BATON ROUGE, La. (BRPROUD) — Two days before Christmas, Louisiana received an early gift: Moderna’s COVID-19 vaccine.
The state’s first shipment of the vaccine arrived Wednesday at Fresenius Kidney Care in Baton Rouge. Its frontline workers were first to receive doses.
“I’m getting the COVID vaccine not only for myself and my family, but also to educate others,” said clinic manager Laverne Scott, who has spent 11 years working for Fresenius. “We’ve had a lot of long hours, a lot of tireless days.”
“By getting them the vaccination as early as possible, we’ll help them fight off the virus and continue to give them a better opportunity to take care of our patients,” Fresenius district operator Terry Bellon said.
The Louisiana Department of Health expects to receive just under 80,000 Moderna doses and more than 28,000 more Pfizer vaccines this week alone. The state hopes to have received its 200,000th overall vaccine by the end of next week.
“I do believe there is a light at the end of the tunnel,” Gov. John Bel Edwards said at a news conference Tuesday. “It comes in the form of vaccines, and more importantly, vaccinations.”
Many workers who have been offered vaccines have received them, but others have declined for one reason or another. LDH’s Office of Public Health has yet to tally how many people have decided against the injections — but the office’s top doctor hopes the number is low.

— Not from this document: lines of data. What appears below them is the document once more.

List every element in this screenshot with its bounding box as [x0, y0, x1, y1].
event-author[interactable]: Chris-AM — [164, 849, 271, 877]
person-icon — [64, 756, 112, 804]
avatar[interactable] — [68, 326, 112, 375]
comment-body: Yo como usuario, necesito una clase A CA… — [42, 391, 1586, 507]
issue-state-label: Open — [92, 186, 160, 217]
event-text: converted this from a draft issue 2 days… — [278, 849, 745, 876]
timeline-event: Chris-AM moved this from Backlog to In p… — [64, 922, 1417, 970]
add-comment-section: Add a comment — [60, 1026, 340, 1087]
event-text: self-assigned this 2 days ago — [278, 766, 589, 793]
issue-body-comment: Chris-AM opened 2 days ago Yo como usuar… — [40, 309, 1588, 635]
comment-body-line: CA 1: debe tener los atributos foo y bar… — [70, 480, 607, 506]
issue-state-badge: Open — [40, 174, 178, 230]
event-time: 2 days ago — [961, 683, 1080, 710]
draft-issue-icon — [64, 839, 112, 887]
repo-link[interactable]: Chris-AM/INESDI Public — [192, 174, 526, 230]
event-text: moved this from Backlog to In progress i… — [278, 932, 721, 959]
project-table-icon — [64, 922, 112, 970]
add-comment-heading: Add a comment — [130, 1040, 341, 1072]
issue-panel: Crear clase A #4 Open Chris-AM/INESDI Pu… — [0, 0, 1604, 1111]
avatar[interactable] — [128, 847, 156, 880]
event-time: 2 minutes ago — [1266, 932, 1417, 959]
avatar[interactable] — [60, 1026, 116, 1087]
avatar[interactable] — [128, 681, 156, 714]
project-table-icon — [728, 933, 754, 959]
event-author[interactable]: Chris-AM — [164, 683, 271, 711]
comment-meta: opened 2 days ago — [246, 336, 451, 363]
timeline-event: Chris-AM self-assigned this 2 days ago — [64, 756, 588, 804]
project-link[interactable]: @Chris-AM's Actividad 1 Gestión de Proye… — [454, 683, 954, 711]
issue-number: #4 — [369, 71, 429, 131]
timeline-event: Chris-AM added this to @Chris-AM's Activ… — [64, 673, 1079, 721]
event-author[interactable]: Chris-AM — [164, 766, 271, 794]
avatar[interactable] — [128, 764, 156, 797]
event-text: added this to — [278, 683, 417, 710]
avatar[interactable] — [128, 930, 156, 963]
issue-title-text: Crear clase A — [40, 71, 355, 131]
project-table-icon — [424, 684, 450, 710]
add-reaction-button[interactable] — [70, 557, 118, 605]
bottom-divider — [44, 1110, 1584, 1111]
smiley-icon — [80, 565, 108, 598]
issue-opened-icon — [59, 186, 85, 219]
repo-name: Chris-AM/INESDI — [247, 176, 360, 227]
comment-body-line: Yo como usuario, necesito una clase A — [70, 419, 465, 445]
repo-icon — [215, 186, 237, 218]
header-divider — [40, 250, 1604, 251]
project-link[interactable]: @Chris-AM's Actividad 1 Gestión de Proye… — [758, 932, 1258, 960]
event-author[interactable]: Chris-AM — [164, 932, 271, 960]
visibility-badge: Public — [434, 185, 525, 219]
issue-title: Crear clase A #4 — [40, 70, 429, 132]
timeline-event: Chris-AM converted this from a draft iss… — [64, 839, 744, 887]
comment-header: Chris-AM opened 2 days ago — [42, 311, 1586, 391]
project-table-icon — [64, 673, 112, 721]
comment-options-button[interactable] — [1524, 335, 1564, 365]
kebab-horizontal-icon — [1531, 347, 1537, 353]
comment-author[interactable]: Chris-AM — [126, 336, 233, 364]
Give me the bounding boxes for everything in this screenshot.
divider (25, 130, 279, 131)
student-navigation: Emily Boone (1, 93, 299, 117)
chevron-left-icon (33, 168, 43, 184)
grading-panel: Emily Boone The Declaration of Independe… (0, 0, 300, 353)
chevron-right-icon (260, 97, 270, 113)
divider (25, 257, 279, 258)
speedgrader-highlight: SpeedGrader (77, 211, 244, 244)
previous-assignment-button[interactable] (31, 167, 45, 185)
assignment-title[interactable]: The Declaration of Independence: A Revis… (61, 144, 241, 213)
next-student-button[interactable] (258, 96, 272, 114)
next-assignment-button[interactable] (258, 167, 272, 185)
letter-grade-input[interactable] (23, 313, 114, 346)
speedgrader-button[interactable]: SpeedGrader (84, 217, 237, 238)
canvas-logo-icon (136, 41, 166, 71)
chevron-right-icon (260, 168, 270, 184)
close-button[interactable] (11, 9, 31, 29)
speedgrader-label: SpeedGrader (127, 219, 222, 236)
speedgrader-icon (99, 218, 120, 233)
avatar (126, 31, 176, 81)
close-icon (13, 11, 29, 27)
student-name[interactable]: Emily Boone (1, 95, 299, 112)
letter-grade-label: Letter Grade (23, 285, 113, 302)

Both the Pfizer and Moderna vaccines boast effectiveness rates near 95%, according to pharmaceutical trials. They both require two doses given weeks apart. Mild side effects are common but often go away after a day or two.
“Every person who gets the vaccine from here on out is not only going to be a potential life saved,” LDH public health czar Dr. Joseph Kanter said Tuesday. “It’s going to be one step closer to putting this pandemic behind us.”
The state hopes to vaccinate more frontline workers — including first responders, teachers and food workers — by the end of January.
The general public won’t likely get a COVID-19 vaccine until mid-2021. The projected wait leaves health workers urging people to maintain virus mitigation measures: mask-wearing, hand-washing and social distancing at least six feet apart.